Benjamin Franklin Papers

From Benjamin Franklin to Jared Eliot, 31 August 1755

To Jared Eliot

ALS: Yale University Library

Philada. Augt. 31. 1755

Dear Friend

I have been employ’d almost all this Summer in the Service of our unfortunate Army, and other publick Affairs, that have brought me greatly in Arrear with my Correspondents. I have lost the Pleasure of conversing with them, and I have lost my Labour: I wish these were the only Losses of the Year: But we have lost a Number of brave Men, and all our Credit with the Indians; and I fear these Losses may soon be productive of more and greater.

I have had no Opportunity of making the Enquiry you desired1 relating to Leonard. Somerset County in Maryland is 150 Miles from hence, and out of the common Road of Travellers or the Post, nor have I any Correspondent or Acquaintance there. But now, while I am writing, I recollect a Friend I have at Newtown within 50 Miles of Somerset, who has a very general Knowledge of those Parts and of the People, as he practises the Law in all the Counties on the Eastern Shore of Maryland:2 I will immediately write to him about it.

I am sorry your Newspapers miscarry. If your Riders are not more careful, I must order them to be changed.

The Mitchel who made the Map, is our Dr. Mitchel. I send you one of Evans’s New Maps, which I imagine will be agreable to you.3 Please to accept it.

I am glad to hear your Son has acquir’d the true Art of Making Steel.4 I hope it will prove profitable.

Mr. Roberts is pleas’d that you so kindly accept his Fork and Rake.5 I suppose he will write to you: but he is a Man of much Business, and does not love Writing; I shall learn once more (for he told me once and I have forgot it) how those Teeth are put in, and send you word; But perhaps our Friend Bartram6 can tell you. He delivers you this, and I need not recommend him to you, for you are already acquainted with his Merit tho’ not with his Face and Person. You will have a great deal of Pleasure in one another’s Conversation; I wish I could be within hearing; but that cannot be. He is upon one of his Rambles in Search of Knowledge, and intends to view both your Sea Coast and back Country.

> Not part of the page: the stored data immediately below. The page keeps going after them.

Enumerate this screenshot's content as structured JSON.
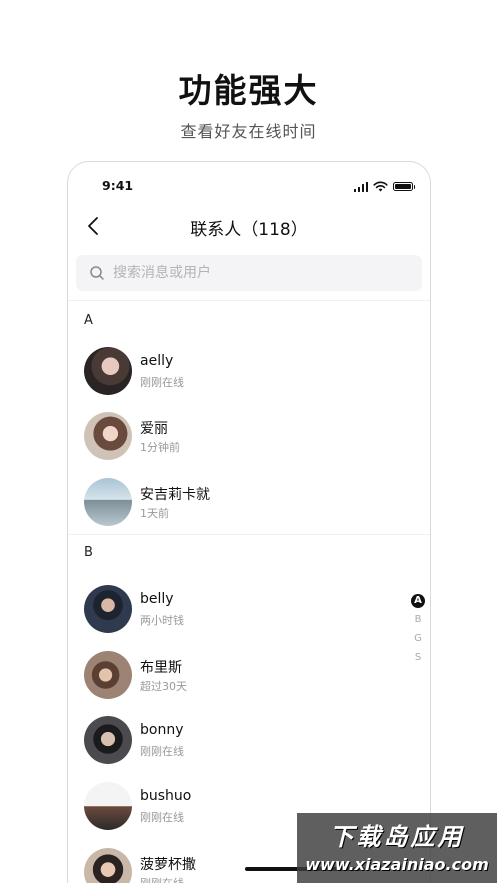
{
  "promo": {
    "title": "功能强大",
    "subtitle": "查看好友在线时间"
  },
  "status_bar": {
    "time": "9:41",
    "icons": [
      "signal-icon",
      "wifi-icon",
      "battery-icon"
    ]
  },
  "nav": {
    "back_icon": "chevron-left-icon",
    "title": "联系人（118）"
  },
  "search": {
    "placeholder": "搜索消息或用户",
    "value": ""
  },
  "sections": [
    {
      "letter": "A",
      "contacts": [
        {
          "name": "aelly",
          "status": "刚刚在线"
        },
        {
          "name": "爱丽",
          "status": "1分钟前"
        },
        {
          "name": "安吉莉卡就",
          "status": "1天前"
        }
      ]
    },
    {
      "letter": "B",
      "contacts": [
        {
          "name": "belly",
          "status": "两小时钱"
        },
        {
          "name": "布里斯",
          "status": "超过30天"
        },
        {
          "name": "bonny",
          "status": "刚刚在线"
        },
        {
          "name": "bushuo",
          "status": "刚刚在线"
        },
        {
          "name": "菠萝杯撒",
          "status": "刚刚在线"
        }
      ]
    }
  ],
  "index": {
    "letters": [
      "A",
      "B",
      "G",
      "S"
    ],
    "active": "A"
  },
  "watermark": {
    "top": "下载岛应用",
    "bottom": "www.xiazainiao.com"
  },
  "colors": {
    "accent": "#111111",
    "search_bg": "#f4f4f6",
    "muted_text": "#999999"
  }
}
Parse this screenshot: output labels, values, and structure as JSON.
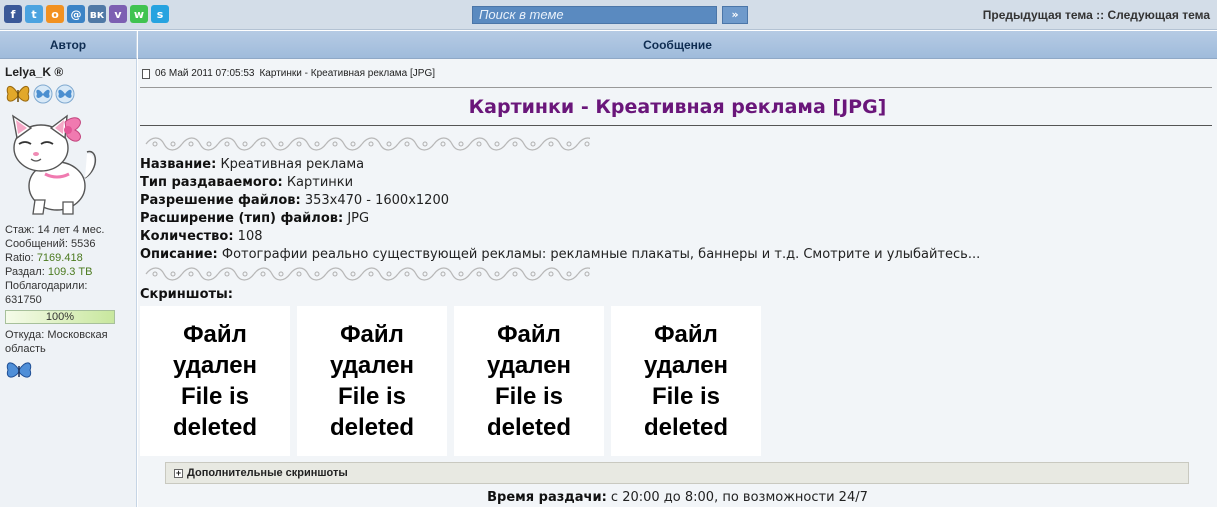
{
  "topbar": {
    "social": [
      {
        "name": "facebook-icon",
        "glyph": "f",
        "color": "#3b5998"
      },
      {
        "name": "twitter-icon",
        "glyph": "t",
        "color": "#4ba3e0"
      },
      {
        "name": "odnoklassniki-icon",
        "glyph": "о",
        "color": "#f29120"
      },
      {
        "name": "moimir-icon",
        "glyph": "@",
        "color": "#3b83c6"
      },
      {
        "name": "vk-icon",
        "glyph": "вк",
        "color": "#5079a6"
      },
      {
        "name": "viber-icon",
        "glyph": "v",
        "color": "#7d5fb2"
      },
      {
        "name": "whatsapp-icon",
        "glyph": "w",
        "color": "#40c351"
      },
      {
        "name": "skype-icon",
        "glyph": "s",
        "color": "#26a3e0"
      }
    ],
    "search_placeholder": "Поиск в теме",
    "search_button": "»",
    "prev_topic": "Предыдущая тема",
    "nav_sep": "::",
    "next_topic": "Следующая тема"
  },
  "header": {
    "author": "Автор",
    "message": "Сообщение"
  },
  "author": {
    "username": "Lelya_K",
    "reg_mark": "®",
    "stats": {
      "experience": "Стаж: 14 лет 4 мес.",
      "posts": "Сообщений: 5536",
      "ratio_label": "Ratio:",
      "ratio_value": "7169.418",
      "upload_label": "Раздал:",
      "upload_value": "109.3 TB",
      "thanks_label": "Поблагодарили:",
      "thanks_value": "631750"
    },
    "progress_percent": 100,
    "progress_label": "100%",
    "location_label": "Откуда:",
    "location_value": "Московская область"
  },
  "post": {
    "date": "06 Май 2011 07:05:53",
    "meta_title": "Картинки - Креативная реклама [JPG]",
    "title": "Картинки - Креативная реклама [JPG]",
    "fields": [
      {
        "label": "Название:",
        "value": "Креативная реклама"
      },
      {
        "label": "Тип раздаваемого:",
        "value": "Картинки"
      },
      {
        "label": "Разрешение файлов:",
        "value": "353x470 - 1600x1200"
      },
      {
        "label": "Расширение (тип) файлов:",
        "value": "JPG"
      },
      {
        "label": "Количество:",
        "value": "108"
      },
      {
        "label": "Описание:",
        "value": "Фотографии реально существующей рекламы: рекламные плакаты, баннеры и т.д. Смотрите и улыбайтесь..."
      }
    ],
    "screenshots_label": "Скриншоты:",
    "deleted_lines": [
      "Файл",
      "удален",
      "File is",
      "deleted"
    ],
    "thumb_count": 4,
    "spoiler_label": "Дополнительные скриншоты",
    "seed_label": "Время раздачи:",
    "seed_value": "с 20:00 до 8:00, по возможности 24/7"
  },
  "colors": {
    "title": "#6a167a",
    "ratio": "#4b7a1f"
  }
}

Remember me kindly to Mr. Tufts7 and Mr. Ruggles8 when you see them. My Respects to your good Lady and Family. With the greatest Esteem I am, Dear Sir, Your most affectionate humble Servant

B Franklin

Revd. Mr. Elliot.

Addressed: To / The Revd. Mr Jared Elliot / Killingworth

1Possibly in Eliot’s letter of April 10, not found, referred to in BF to Eliot, September 1 (below, p. 176).

2Leonard of Somerset Co., Md., has not been identified. But either BF or Eliot or both may have misunderstood: there was a Thomas Leonard (d. 1759) of Somerset Co., N.J., a large landowner, trustee of the College of New Jersey, member of the New Jersey Council, succeeded by Charles Read, another of Eliot’s correspondents (see above, III, 436). BF’s correspondent at “Newtown,” or Chestertown, Md., may have been Thomas Ringgold (see above, IV, 471 n).

3John Mitchell’s map, dated Feb. 15, 1755, was published in London (see above, II, 415 n). Lewis Evans’ General Map of the Middle Colonies in America was reported by Pa. Gaz., July 10, as just finished, and the following week Evans advertised for subscriptions for publishing it. A few specimens were run off at this time; it was probably one of these BF was sending. Henry N. Stevens, Lewis Evans His Map of the Middle British Colonies in America (3d edit., London, 1924). For Evans’ criticism of Mitchell’s map, see his letter to Robert Dodsley, Jan. 25, 1756, in PMHB, LIX (1935), 296–7.

4Aaron Eliot claimed in 1744 to have made half a ton of steel at the Salisbury ore bed, in which his father was a share-holder (see above, III, 150 n), and continued to manufacture steel and steel tools at least until the Revolution. William H. Eliot, Jr., Genealogy of the Eliot Family (New Haven, 1854), pp. 160–2. In a letter to Henry Horne, 1762 (Phil. Trans., LIII, 1763, 56–8), Eliot speaks of steel manufactured by his son.

5BF had served as a channel of communication on agricultural matters between Eliot and Hugh Roberts in 1751. See above, IV, 193, 214.

6BF introduced John Bartram’s traveling companion, Rev. Francis Alison, to New England friends the next day; see the three following letters.

7Not identified.

8Rev. Thomas Ruggles, Jr. (1704–1770), B.A., Yale, 1723, minister at Guilford, Conn., since 1728, who preached Eliot’s funeral sermon, 1763; or his half-brother Nathaniel (1713–1794), B.A., Yale, 1732, who practiced medicine at Guilford and was a member of the Connecticut General Assembly. Dexter, Biog. Sketches, I, 286–8, 464.